Care: Sustainability and wellbeing
A conceptual and analytical framework for policy and practice in care and caring
About the work package
Led by Professor Allister McGregor.
This team’s work frames and informs all our research on Sustainable Care. Led by Professor of Political Economy Allister McGregor, with key team members Dr Kate Hamblin, Professor Norah Keating, Madeleine Starr MBE, Professor Luke Clements and Professor Sue Yeandle, it works closely with the eight teams delivering the programme’s research on Care systems and on Care work and relationships, and with the programme’s UK and international academic and policy partners.
Everyone in the Sustainable Care team is contributing to the programme’s development of theoretical and conceptual issues relating to the sustainability of care. This team’s work is crucial for programme integration.

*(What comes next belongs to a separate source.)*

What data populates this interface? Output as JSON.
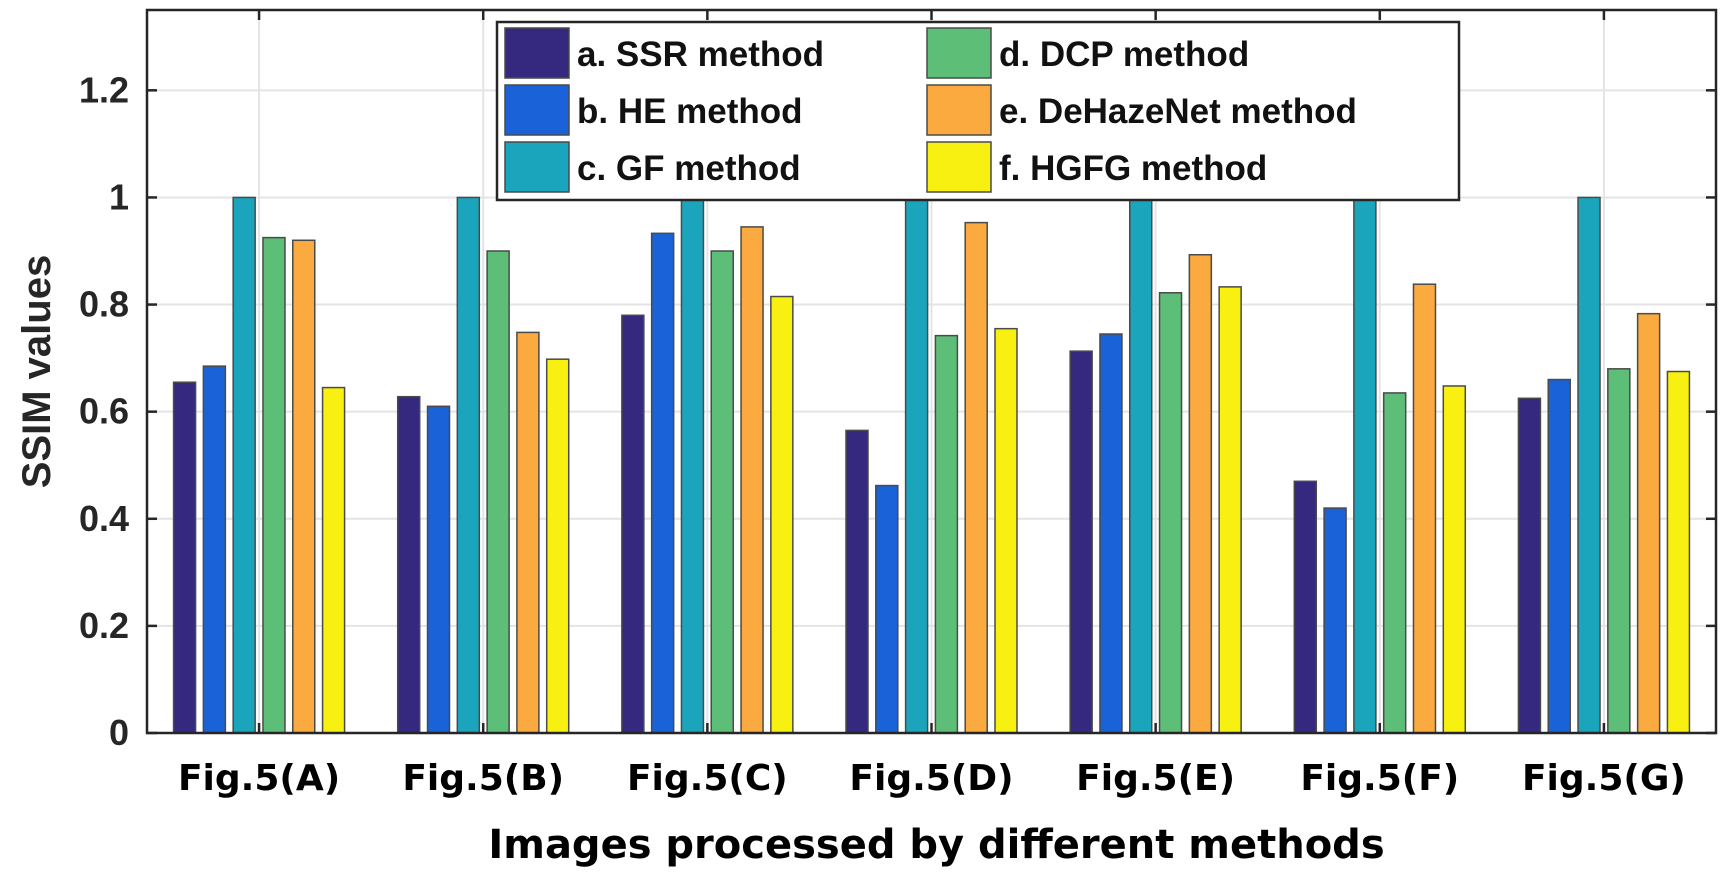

It promotes the team’s mutual learning and ensures consistent connections between theory and practice through engagement with all programme stakeholders.
The team runs theory-building activities for the entire Sustainable Care programme team, works closely with our network of PhD students and other early career researchers, and engages with leading international scholars in our field.
It aims to initiate and support new evidence-based thinking, writing and debate, and to work with our programme teams and partners to develop innovative methods and design meaningful and relevant indicators and analyses.
Adult social care and wellbeing policy in the four nations of the UK, Hamblin, K., 2019 (PDF, 656KB)
Read the summary
The concept of wellbeing has been included in policy literature in the four nations of the UK since the early 2000s, with a specific focus on social care from around 2011 (although there was reference to wellbeing as early as 1968 in the Seebohm report which recommended the creation of local authority social services departments to “enable the greatest possible number of individuals to act reciprocally, giving and receiving service for the well-being of the whole community” [p180]).
Two main waves of political interest in wellbeing have been identified. The first, in the 1960s, highlighted that Gross Domestic Product (GDP)/ Gross National Product (GNP) were imperfect means of measuring how well a society is functioning. It sparked an interest in developing other social indicators, stalled in the 1970s (as nations entered recession) and re-emerged in the 1990s as interest in wellbeing, including in developing countries, revived.
In the UK, Prime Minister David’s Cameron’s 2010 speech on wellbeing and the need for more precise measurement of the concept is seen as a key point in establishing wellbeing as a policy priority. A so-called ‘watershed’ speech, it called for measures of wellbeing to assist in assessing Britain’s progress in more than merely economic terms.
Cameron challenged three notions. First, he refuted the idea that wellbeing is a distraction from the ‘urgent economic tasks at hand’, citing Robert Kennedy. Second, he contested the notion that improving wellbeing is ‘beyond the realm of government’, citing Joseph Stiglitz and Amartya Sen. Third, he questioned the idea that wellbeing is a woolly, poorly defined concept and thus hard to measure.
In response, the UK’s Office for National Statistics created a national programme to develop measures of wellbeing and an ensuing national debate on ‘what matters to you’ led to the development of a national wellbeing measurement framework with objective (eg, employment, life expectancy) and subjective (eg, life satisfaction, anxiety, meaningfulness) measures.
This review summarises main policy developments on wellbeing in the field of adult social care since 2000 in the four nations of the UK.